From cadre to manager
Embracing a market system doesn't come
naturally to most former managers of state-owned
firms. In a transition economy like Vietnam's, "there's a
huge amount of inertia to overcome," says Roger Ford,
senior adviser for academic affairs at the Hanoi School
of Business. "Many of these managers are 45 or 50
years old and suddenly everything they've been taught
doesn't apply any more."
In their former lives, wrapped in the prestigious mantle
of state protection, they never made a single decision
alone. And as government superiors dawdled over
approvals, business opportunities whizzed right by. The
first problem they face now is finding the confidence to
take charge.
"It takes at least two years for them to digest the idea
that they are really free to make their own business
decisions," says Pham Uyen Nguyen, deputy managing
director of BaoViet Securities Company in Ho Chi
Minh City. BaoViet has been busy advising Vietnamese
state firms undergoing a process called "equitization,"
whereby most company shares are transferred to
private hands and the state typically retains a minority
stake of 20%. The process is essentially the same as
privatization, but that remains a dirty word in Vietnam.
Over the past decade, 710 Vietnamese state
companies have passed into private hands. But the
pace is slowing, with just 132 companies taking the
plunge in 2001 compared to 212 last year. At this rate,
it looks unlikely that Vietnam will reach its target of
transforming more than 1,800 out of the nation's 5,571
state-owned companies by 2003, mainly because so
many managers remain resistant to change. They know
their heads will be on the block if profits don't improve.
But there are some pioneers worth watching, as they
grapple with the pressures of adapting to the
marketplace.
Nguyen Thanh Phuong finds the new pace frenetic but
lucrative. As a vice-director of Thien Huong, a Ho Chi
Minh City-based company that produces noodles and
sauces, he's responsible for pumping out six new
products each month--varying the contents and
packaging to suit divergent tastes of customers in the
north, south and central regions.
"The pressure on managers of equitized companies is
30 times as much as in state firms," Phuong says. "We
feel more pressure to create jobs, pay salaries and
provide higher dividends for workers." Consensus-style
decision-making has vanished. "We work very
independently," he explains. "We have to decide by
ourselves right away and take responsibility for those
decisions."
Since the company went private in October 2000,
Thien Huong has hired Japanese consultants, set up two
separate units for marketing and product research and
sent the entire marketing staff for short business
courses. Monthly revenues have reached 27 billion-30
billion dong ($1.78 million-1.98 million), compared with
just 18 billion-20 billion dong under state ownership.
Managers are also adjusting to more freedom in dealing
with recalcitrant employees. Under the state system, it
was particularly difficult to fire anyone--even just a
transfer of a politically well-connected employee could
prompt an unpleasant backlash.
Back to school
Nguyen Duc Thanh learned about customer care at the
Hanoi School of Business and applied those lessons to
the West Lake Recreation Park.

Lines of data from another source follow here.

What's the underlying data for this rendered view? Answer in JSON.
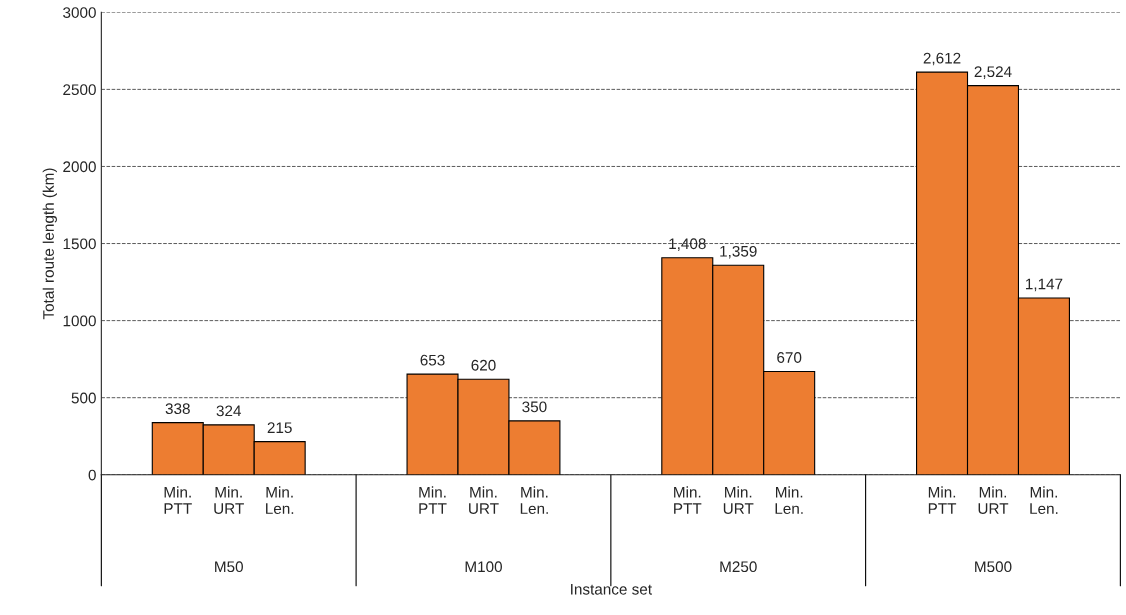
{
  "chart_data": {
    "type": "bar",
    "xlabel": "Instance set",
    "ylabel": "Total route length (km)",
    "categories": [
      "M50",
      "M100",
      "M250",
      "M500"
    ],
    "series": [
      {
        "name": "Min.\nPTT",
        "color": "#ed7d31",
        "values": [
          338,
          653,
          1408,
          2612
        ],
        "value_labels": [
          "338",
          "653",
          "1,408",
          "2,612"
        ]
      },
      {
        "name": "Min.\nURT",
        "color": "#ed7d31",
        "values": [
          324,
          620,
          1359,
          2524
        ],
        "value_labels": [
          "324",
          "620",
          "1,359",
          "2,524"
        ]
      },
      {
        "name": "Min.\nLen.",
        "color": "#ed7d31",
        "values": [
          215,
          350,
          670,
          1147
        ],
        "value_labels": [
          "215",
          "350",
          "670",
          "1,147"
        ]
      }
    ],
    "ylim": [
      0,
      3000
    ],
    "yticks": [
      0,
      500,
      1000,
      1500,
      2000,
      2500,
      3000
    ],
    "grid": "y"
  }
}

He has no regrets
over firing 30 staffers in the past year for speaking
rudely to the park's visitors. "If a state company took
over a park like this, they would never succeed," says
Thanh, a former manager of a state-owned construction
firm. "No one would speak sweetly to the customers
and they would all run away." To drive the lessons
home, Thanh recruited some business-school lecturers,
and set up brainstorming sessions with employees on
how to improve services to families.
Motivation is also on display at Hanoi's Thach Ban
Brick and Tile Share Company, which went private in
November 1998. Nobody takes the local construction
boom for granted any more--sales agents now pitch
products directly to construction-site supervisors and
homebuyers.
And at the Ham Long Joint Stock Company, heads of
manufacturing units who don't meet their targets will
bear the consequences. "We give them three months to
work out a solution. If not, they will be assigned to
other units," says Le Thang Loi, director of the
Hanoi-based company. So far, Loi has been forced to
transfer one unit head.
Before the company went private in 1998, it was
churning out clocks and watches. But Loi says they
couldn't compete with cheaper products smuggled in
from China. So it hired ambitious managers from
outside, retrained workers and began making
ping-pong tables--further proof that radical change can
triumph over conservative instincts.
By Margot Cohen - The Far Eastern Economic Review - December 20, 2001.